There are so many details I could share of his pregnancy, and I will eventually. His pregnancy was not an easy one, but we were so thankful for each day. On July 15, 2004, 39 weeks pregnant, I delivered Judah Asher. The room was filled with the most unspeakable peace and love, I have ever felt. Judah was a miracle. He wasn't born completely healed as many had hoped and prayed for, but he was a beautiful life. He was a chubby little baby with big full lips and beautiful skin. He did all of the things Dr. M. said to be impossible. He looked deep into our eyes as we held him. He made soft noises and sweet facial expressions. His little hands wrapped around our fingers and he squeezed tight. We were able to share him with so many people who loved him and had believed and prayed for him. We dedicated him to the Lord and it was such a powerful moment.

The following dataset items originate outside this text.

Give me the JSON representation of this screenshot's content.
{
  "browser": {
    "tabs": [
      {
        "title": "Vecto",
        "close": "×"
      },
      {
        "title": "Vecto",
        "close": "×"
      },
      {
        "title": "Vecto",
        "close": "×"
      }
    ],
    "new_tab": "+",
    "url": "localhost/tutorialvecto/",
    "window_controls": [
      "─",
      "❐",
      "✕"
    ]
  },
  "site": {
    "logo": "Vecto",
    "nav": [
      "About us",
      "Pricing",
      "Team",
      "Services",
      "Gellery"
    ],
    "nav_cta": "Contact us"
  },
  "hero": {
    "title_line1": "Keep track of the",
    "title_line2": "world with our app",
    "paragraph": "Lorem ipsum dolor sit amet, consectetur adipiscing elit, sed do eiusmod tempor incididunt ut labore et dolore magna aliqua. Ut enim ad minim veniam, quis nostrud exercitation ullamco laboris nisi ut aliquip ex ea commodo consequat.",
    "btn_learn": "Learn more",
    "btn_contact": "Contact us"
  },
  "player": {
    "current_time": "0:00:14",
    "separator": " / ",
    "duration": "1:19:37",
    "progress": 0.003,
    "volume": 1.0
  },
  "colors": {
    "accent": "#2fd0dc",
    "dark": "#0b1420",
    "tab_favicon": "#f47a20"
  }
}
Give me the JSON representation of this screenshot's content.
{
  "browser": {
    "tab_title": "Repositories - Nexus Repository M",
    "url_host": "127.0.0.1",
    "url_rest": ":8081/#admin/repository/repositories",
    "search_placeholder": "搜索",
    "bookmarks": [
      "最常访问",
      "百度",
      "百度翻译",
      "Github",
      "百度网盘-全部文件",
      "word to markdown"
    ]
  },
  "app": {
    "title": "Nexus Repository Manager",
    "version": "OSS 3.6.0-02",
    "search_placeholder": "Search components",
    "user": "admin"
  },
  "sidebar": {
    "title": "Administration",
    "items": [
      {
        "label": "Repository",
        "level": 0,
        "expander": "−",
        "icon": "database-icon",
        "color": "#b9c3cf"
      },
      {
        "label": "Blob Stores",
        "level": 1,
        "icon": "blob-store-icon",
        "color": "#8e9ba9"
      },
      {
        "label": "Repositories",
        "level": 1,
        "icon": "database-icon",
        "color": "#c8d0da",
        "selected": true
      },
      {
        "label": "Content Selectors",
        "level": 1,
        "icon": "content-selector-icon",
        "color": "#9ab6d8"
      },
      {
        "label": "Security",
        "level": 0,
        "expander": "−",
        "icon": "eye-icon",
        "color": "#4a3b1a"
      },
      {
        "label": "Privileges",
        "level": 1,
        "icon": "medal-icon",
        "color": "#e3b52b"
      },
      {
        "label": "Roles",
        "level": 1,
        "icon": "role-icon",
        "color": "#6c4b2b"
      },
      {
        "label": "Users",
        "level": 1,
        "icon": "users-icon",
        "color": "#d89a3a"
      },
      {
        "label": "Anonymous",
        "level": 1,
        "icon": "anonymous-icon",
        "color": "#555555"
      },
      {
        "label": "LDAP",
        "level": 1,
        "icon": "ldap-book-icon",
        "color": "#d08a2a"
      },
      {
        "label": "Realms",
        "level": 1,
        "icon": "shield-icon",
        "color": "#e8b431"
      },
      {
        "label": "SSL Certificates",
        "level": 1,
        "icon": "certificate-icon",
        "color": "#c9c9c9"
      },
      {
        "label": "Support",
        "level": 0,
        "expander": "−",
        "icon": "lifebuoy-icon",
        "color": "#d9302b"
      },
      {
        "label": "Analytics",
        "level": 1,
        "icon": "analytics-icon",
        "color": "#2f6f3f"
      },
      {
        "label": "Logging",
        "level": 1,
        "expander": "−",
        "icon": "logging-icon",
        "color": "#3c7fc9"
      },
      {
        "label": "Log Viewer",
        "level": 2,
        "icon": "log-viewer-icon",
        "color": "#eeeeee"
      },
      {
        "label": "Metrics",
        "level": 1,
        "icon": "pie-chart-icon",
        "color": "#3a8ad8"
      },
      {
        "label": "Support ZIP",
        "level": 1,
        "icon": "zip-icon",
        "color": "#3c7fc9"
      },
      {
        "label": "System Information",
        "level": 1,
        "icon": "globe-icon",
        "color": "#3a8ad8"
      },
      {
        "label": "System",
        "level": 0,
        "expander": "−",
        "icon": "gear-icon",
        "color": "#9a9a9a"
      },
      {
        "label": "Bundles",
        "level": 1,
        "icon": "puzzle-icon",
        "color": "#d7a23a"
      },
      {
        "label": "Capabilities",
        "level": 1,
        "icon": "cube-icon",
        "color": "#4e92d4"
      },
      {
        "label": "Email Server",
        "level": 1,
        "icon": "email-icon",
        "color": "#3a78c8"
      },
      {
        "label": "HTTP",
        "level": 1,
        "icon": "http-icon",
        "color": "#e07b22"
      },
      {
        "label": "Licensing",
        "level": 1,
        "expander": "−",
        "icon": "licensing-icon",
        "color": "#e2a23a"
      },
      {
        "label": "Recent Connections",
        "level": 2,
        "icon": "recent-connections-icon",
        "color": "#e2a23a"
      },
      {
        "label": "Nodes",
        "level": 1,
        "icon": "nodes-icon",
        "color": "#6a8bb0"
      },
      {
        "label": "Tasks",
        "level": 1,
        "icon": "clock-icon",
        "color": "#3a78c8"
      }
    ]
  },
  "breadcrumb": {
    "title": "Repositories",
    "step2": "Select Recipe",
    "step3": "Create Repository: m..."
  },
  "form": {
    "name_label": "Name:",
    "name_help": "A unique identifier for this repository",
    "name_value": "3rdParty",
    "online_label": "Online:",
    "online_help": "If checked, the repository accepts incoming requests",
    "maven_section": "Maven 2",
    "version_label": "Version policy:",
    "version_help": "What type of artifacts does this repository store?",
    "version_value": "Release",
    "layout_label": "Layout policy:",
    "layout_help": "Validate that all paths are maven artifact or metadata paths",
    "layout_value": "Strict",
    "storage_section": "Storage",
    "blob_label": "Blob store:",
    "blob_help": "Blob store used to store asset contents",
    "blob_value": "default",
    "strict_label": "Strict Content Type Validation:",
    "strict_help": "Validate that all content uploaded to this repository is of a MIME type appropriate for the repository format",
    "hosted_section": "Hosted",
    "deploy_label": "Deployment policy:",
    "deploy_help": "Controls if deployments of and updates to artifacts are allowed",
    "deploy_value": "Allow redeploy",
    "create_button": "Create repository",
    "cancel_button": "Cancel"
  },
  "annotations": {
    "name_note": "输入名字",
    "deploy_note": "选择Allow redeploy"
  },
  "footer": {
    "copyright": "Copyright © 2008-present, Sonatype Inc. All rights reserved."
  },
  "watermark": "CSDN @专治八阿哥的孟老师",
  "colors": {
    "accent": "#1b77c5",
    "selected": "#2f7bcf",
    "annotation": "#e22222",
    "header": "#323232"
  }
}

Another moment, I will never forget is when Dr. M. stood over me while I was holding the son he thought to be too difficult for a young mother to handle. I asked if he wanted to hold him and he did. He held him close and kissed him on the cheek. He gave me a look, that can't be described in words, but asked for forgiveness.

Soon after, Judah seemed to weaken. I remember holding him close to my face and as I closed my eyes, I prayed that if he was experiencing any pain that God would take him, because we were so blessed to have even a minute of time with him. I thanked God for allowing me to hold and love him. I whispered how much I loved him in his ear. I passed him to his Daddy for his turn and shortly after, he took his last breath. Judah Asher lived 6 1/2 hours.

The question I get asked most often is "How do you cope?" The only answer is that I have a God who loves me in spite of my weakness. I have times of pain and sorrow, but God has truly turned my mourning into laughter. He didn't just stop with Judah, he blessed us with two more little miracle boys. They have stories all their own and I can't wait to share them.


Jeremiah 29:11- "
For I know the plans I have for you," declares the LORD, "plans to prosper you and not to harm you, plans to give you hope and a future."